Bridging the Gap: 6-Month Update in Breast Cancer - Episode 3
Panelists discuss how proteolysis-targeting chimera (PROTAC) agents such as vepdegestrant offer a different mechanism of action compared with oral selective estrogen receptor degrader (SERDs), with promising clinical activity in ESR1-mutant tumors and the need for more data on optimal sequencing strategies.
PROTACs offer a novel mechanism of action distinct from oral SERDs through ubiquitination of the estrogen receptor. Vepdegestrant demonstrated clinical activity with improved median progression-free survival compared with physician’s choice of endocrine therapy as single-agent treatment. However, direct comparisons between studies such as Emerald (oral SERDs) and PROTAC trials must account for population differences, including varying degrees of prior treatment exposure and CDK4/6 inhibitor history.
The optimal sequencing of SERDs vs PROTACs remains undefined, creating uncertainty about whether to initiate with one class and progress to another or vice versa. Vepdegestrant shows promise as an additional therapeutic option for patients with ESR1 mutations, potentially useful at subsequent lines of therapy depending on disease progression patterns and extent. The benefit profile appears limited to patients with ESR1 mutations, similar to oral SERDs.

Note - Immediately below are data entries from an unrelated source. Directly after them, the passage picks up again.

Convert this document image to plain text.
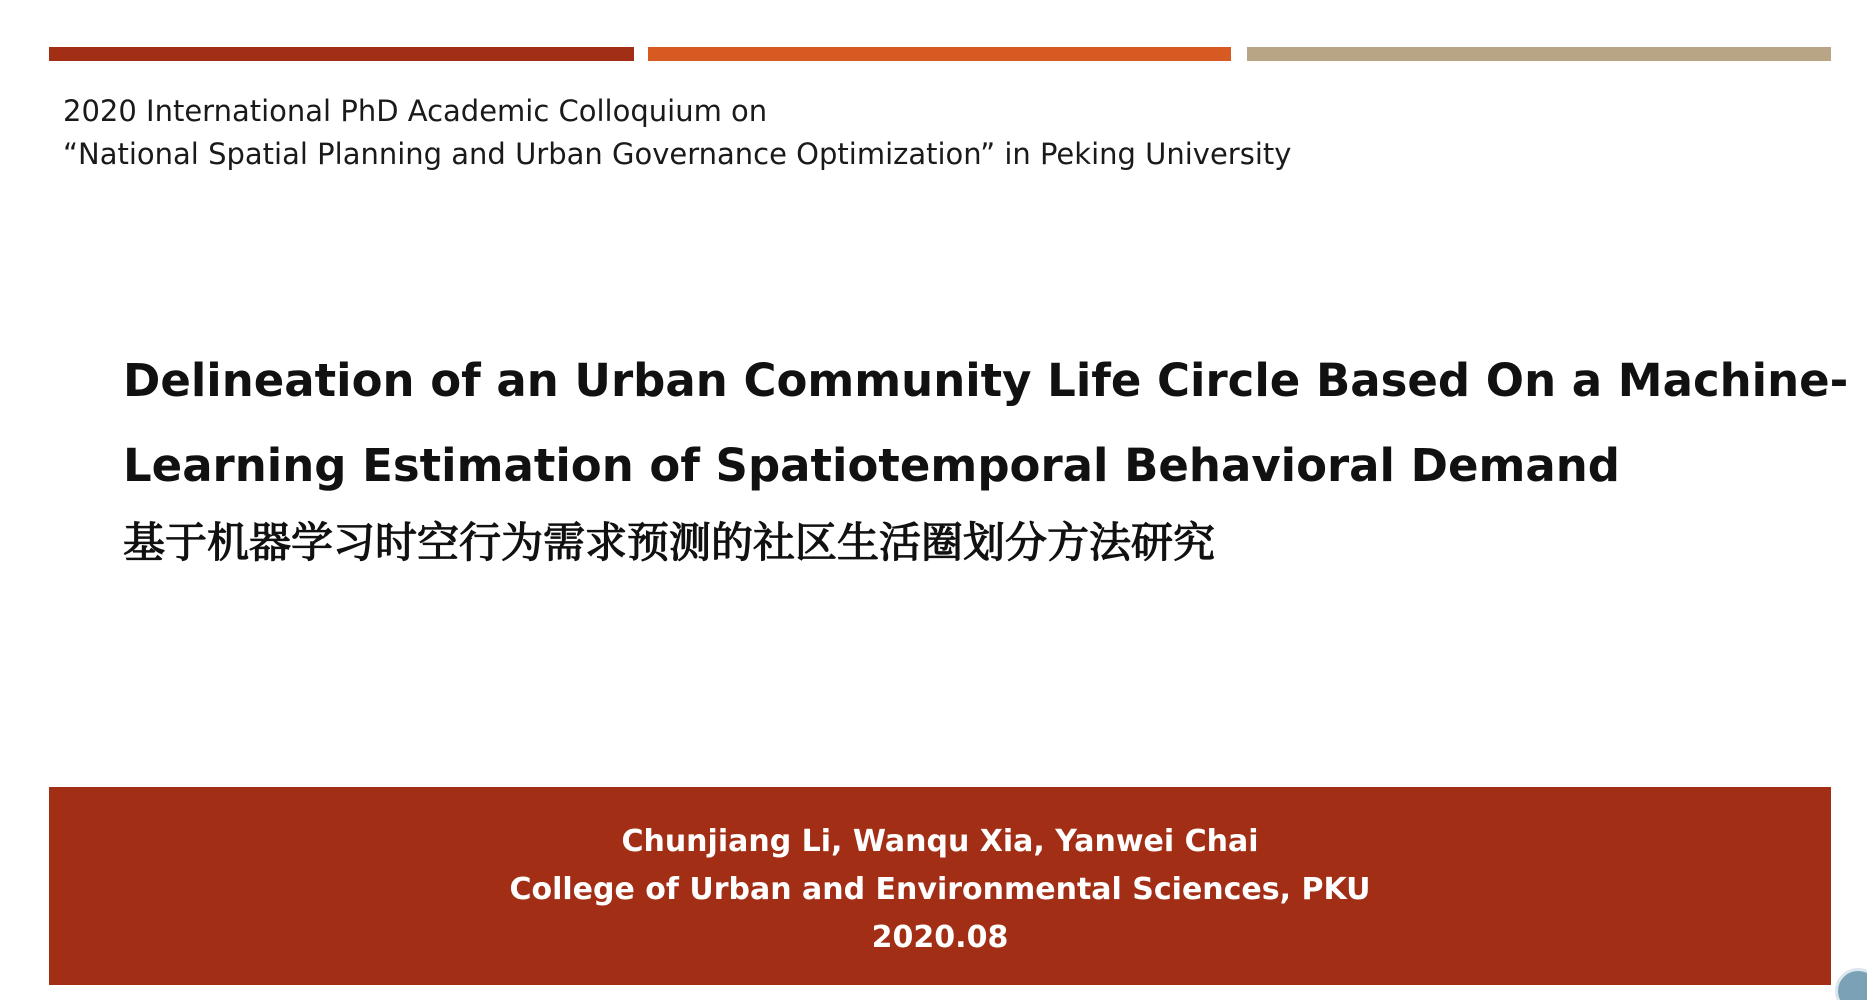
2020 International PhD Academic Colloquium on
“National Spatial Planning and Urban Governance Optimization” in Peking University
Delineation of an Urban Community Life Circle Based On a Machine-
Learning Estimation of Spatiotemporal Behavioral Demand
基于机器学习时空行为需求预测的社区生活圈划分方法研究
Chunjiang Li, Wanqu Xia, Yanwei Chai
College of Urban and Environmental Sciences, PKU
2020.08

Combination strategies represent the future direction for both oral SERDs and PROTACs, addressing the limitation that 40% of patients experience progression regardless of novel endocrine agent type, with 60% experiencing benefits lasting no more than 6 months. The ELEVATE trial exemplifies this approach, studying various combinations with elacestrant, including CDK4/6 inhibitors, mTOR inhibitors, and PI3K inhibitors. These combination approaches aim to overcome resistance mechanisms and improve treatment durability across broader patient populations beyond those with specific ESR1 mutations.